Tobacco sample: the Nicotiana benthamiana (Nicotiana benthamiana) is grown in a light culture chamber at a temperature of 22-25 ℃.

2. Coli: DH5 α.

3. Carrier: pGEM-T Easy.

4. LB culture medium: weighing 10g of NaCl, 5g of yeast extract and 10g of tryptone, adding 950mL of ultrapure water, stirring and dissolving, adding water to a constant volume of 1000mL, and sterilizing for 15min by high-pressure steam to obtain an LB liquid culture medium, wherein the LB solid culture medium is obtained by adding 15g of agar powder into the LB liquid culture medium.

5. Ampicillin mother liquor (Amp +, 50 mg/ml): 0.5g ampicillin Amp was weighed, dissolved in 10mL sterile water, filtered, sterilized, and dispensed into vials for storage at-20 ℃.

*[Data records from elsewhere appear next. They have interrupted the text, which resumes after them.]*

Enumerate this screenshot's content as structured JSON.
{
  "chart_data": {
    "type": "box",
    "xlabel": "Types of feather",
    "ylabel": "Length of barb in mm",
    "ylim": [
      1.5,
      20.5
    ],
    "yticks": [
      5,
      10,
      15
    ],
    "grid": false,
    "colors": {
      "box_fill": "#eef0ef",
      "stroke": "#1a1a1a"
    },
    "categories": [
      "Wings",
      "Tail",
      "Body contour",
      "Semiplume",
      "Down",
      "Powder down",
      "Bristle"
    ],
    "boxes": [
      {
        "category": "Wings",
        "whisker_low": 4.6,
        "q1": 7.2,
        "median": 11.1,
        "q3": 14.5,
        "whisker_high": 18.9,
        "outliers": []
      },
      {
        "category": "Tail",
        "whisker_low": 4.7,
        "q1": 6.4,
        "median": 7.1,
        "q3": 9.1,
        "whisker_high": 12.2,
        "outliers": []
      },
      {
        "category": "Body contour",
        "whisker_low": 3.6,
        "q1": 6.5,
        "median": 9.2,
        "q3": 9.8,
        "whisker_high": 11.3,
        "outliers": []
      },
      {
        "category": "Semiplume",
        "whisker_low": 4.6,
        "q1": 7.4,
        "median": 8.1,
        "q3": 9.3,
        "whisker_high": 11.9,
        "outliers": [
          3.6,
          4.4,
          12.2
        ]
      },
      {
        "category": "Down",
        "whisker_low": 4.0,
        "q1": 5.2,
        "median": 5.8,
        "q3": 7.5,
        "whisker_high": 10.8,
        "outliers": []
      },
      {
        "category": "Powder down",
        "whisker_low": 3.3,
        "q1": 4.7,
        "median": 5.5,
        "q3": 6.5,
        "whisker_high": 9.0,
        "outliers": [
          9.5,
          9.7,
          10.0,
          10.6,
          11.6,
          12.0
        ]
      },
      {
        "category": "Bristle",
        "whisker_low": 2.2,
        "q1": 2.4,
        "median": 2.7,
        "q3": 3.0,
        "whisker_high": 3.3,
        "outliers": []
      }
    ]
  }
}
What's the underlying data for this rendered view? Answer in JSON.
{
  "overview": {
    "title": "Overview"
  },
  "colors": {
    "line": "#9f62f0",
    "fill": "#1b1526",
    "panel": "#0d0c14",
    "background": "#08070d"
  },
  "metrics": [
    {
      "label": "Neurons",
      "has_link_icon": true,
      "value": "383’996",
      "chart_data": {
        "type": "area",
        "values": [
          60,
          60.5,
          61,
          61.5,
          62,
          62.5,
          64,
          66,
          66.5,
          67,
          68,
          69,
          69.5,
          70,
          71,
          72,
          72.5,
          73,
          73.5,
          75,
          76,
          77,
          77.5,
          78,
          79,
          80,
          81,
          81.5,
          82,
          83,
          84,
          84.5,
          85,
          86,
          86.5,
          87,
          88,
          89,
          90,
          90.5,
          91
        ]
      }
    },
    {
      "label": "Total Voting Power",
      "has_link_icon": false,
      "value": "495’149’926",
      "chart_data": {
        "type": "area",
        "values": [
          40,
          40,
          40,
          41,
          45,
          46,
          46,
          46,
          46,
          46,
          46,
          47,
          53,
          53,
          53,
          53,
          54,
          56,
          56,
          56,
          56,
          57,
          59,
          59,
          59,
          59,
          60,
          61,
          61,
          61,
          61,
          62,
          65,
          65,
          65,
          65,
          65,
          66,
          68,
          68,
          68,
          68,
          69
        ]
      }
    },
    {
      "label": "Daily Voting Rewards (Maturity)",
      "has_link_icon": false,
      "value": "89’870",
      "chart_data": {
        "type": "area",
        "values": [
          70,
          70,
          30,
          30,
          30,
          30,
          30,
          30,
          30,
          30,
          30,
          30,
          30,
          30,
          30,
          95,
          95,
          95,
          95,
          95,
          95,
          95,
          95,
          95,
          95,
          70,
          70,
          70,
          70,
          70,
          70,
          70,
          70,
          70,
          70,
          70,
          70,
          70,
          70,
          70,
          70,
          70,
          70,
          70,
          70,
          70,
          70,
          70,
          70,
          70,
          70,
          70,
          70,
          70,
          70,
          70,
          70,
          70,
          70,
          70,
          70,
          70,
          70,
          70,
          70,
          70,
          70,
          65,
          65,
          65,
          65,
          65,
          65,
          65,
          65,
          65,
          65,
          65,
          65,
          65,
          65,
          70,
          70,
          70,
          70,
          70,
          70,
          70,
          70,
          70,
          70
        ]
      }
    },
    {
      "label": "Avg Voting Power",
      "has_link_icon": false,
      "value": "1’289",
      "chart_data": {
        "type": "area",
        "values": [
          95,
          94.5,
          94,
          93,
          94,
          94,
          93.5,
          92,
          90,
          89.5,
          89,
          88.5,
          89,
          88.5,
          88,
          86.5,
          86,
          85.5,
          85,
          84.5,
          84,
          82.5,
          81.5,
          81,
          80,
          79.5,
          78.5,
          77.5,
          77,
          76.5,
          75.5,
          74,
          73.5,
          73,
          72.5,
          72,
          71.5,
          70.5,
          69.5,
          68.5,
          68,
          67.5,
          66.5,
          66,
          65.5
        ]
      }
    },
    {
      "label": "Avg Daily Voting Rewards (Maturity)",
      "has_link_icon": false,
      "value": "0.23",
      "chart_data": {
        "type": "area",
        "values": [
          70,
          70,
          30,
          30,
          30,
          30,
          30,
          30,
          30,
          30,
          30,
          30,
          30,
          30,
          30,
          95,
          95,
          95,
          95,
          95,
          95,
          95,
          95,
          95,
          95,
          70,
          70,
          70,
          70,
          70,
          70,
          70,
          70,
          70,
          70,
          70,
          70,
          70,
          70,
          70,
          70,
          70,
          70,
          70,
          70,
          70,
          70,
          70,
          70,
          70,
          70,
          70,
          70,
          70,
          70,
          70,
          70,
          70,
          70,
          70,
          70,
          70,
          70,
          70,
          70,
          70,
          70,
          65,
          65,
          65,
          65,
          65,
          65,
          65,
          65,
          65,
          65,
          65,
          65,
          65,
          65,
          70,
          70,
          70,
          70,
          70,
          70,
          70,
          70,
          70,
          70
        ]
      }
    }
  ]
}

6. In vitro oligonucleotide antisense inhibition buffer: centrifuging nucleotide powder (8000rpm,5min), adding 2ml of 50mMol/L sucrose solution into each tube, shaking on a vortex apparatus for several minutes, observing whether the powder is completely dissolved, stopping shaking if no particulate matter is found, obtaining in-vitro oligonucleotide antisense inhibition buffer solution (hereinafter referred to as buffer solution), transferring 250ul of buffer solution by using a liquid transfer gun, and subpackaging in a 96-well plate for later use.